OPENAll calls blocked. Waiting for timeout.
HALF_OPENLimited calls allowed. Testing if service recovered.

Circuit Breaker Registry

Manage multiple circuit breakers:
from splinter.control import CircuitBreakerRegistry

registry = CircuitBreakerRegistry()

# Register breakers for each provider
registry.register("openai", CircuitBreakerConfig(
    failure_threshold=5,
    timeout_seconds=60,
))

registry.register("anthropic", CircuitBreakerConfig(
    failure_threshold=3,
    timeout_seconds=30,
))

# Check state
print(registry.get_state("openai"))  # CLOSED, OPEN, or HALF_OPEN

Global Stop (Emergency)

Stop everything immediately:
# Something is very wrong - stop all calls
registry.trip_all("Emergency: API returning bad data")

# All circuits are now OPEN
# No calls will go through

# Later, reset when issue is resolved
registry.reset_all()

Per-Agent Breakers

Different agents can have different breakers:
registry = CircuitBreakerRegistry()

# Researcher is less critical - more lenient
registry.register("researcher", CircuitBreakerConfig(
    failure_threshold=10,
    timeout_seconds=30,
))

# Writer is critical - fail fast
registry.register("writer", CircuitBreakerConfig(
    failure_threshold=2,
    timeout_seconds=120,
))

Monitoring Circuits

# Get all circuit states
states = registry.get_all_states()
# {"openai": "CLOSED", "anthropic": "OPEN", ...}

# Get detailed info
info = registry.get_info("openai")
# {
#   "state": "CLOSED",
#   "failure_count": 2,
#   "last_failure": "2024-01-15T10:30:00Z",
#   "success_count": 150,
# }

# Listen for state changes
registry.on_state_change("openai", lambda old, new: 
    print(f"OpenAI circuit: {old}{new}")
)

Handling Circuit Open

from splinter.exceptions import CircuitOpenError

try:
    await run_agent()
except CircuitOpenError as e:
    print(f"Circuit {e.breaker_id} is open")
    print(f"Opens at: {e.opened_at}")
    print(f"Retry after: {e.retry_after:.1f}s")
    
    # Options:
    # 1. Wait and retry
    await asyncio.sleep(e.retry_after)
    
    # 2. Use fallback
    result = await fallback_operation()
    
    # 3. Fail gracefully
    return {"error": "Service temporarily unavailable"}

Integration with Workflow

from splinter.workflow import Workflow
from splinter.control import CircuitBreakerRegistry

workflow = Workflow(workflow_id="pipeline")

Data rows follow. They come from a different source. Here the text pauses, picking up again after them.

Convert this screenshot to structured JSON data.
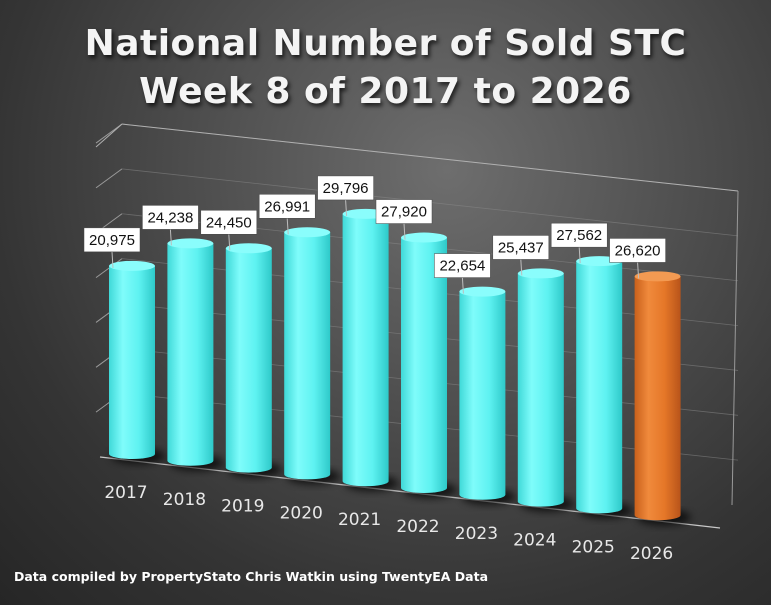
{
  "title_line1": "National Number of  Sold STC",
  "title_line2": "Week 8 of 2017 to 2026",
  "footer": "Data compiled by PropertyStato Chris Watkin using TwentyEA Data",
  "chart_data": {
    "type": "bar",
    "categories": [
      "2017",
      "2018",
      "2019",
      "2020",
      "2021",
      "2022",
      "2023",
      "2024",
      "2025",
      "2026"
    ],
    "values": [
      20975,
      24238,
      24450,
      26991,
      29796,
      27920,
      22654,
      25437,
      27562,
      26620
    ],
    "data_labels": [
      "20,975",
      "24,238",
      "24,450",
      "26,991",
      "29,796",
      "27,920",
      "22,654",
      "25,437",
      "27,562",
      "26,620"
    ],
    "ylim": [
      0,
      35000
    ],
    "grid": true,
    "legend": "none",
    "style": "3d-cylinder",
    "colors": {
      "bar": "#5ff3f1",
      "highlight_bar": "#e7792b",
      "highlight_category": "2026"
    }
  }
}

registry = CircuitBreakerRegistry()
registry.register("*", CircuitBreakerConfig(
    failure_threshold=5,
    timeout_seconds=60,
))

workflow.set_circuit_breaker_registry(registry)

Best Practices

Not just LLM providers - any external service can fail.
Too short = circuit never recovers. Too long = downtime persists. 30-60 seconds is a good starting point.
If circuits are opening frequently, investigate the root cause.
What happens when a circuit opens? Have a plan.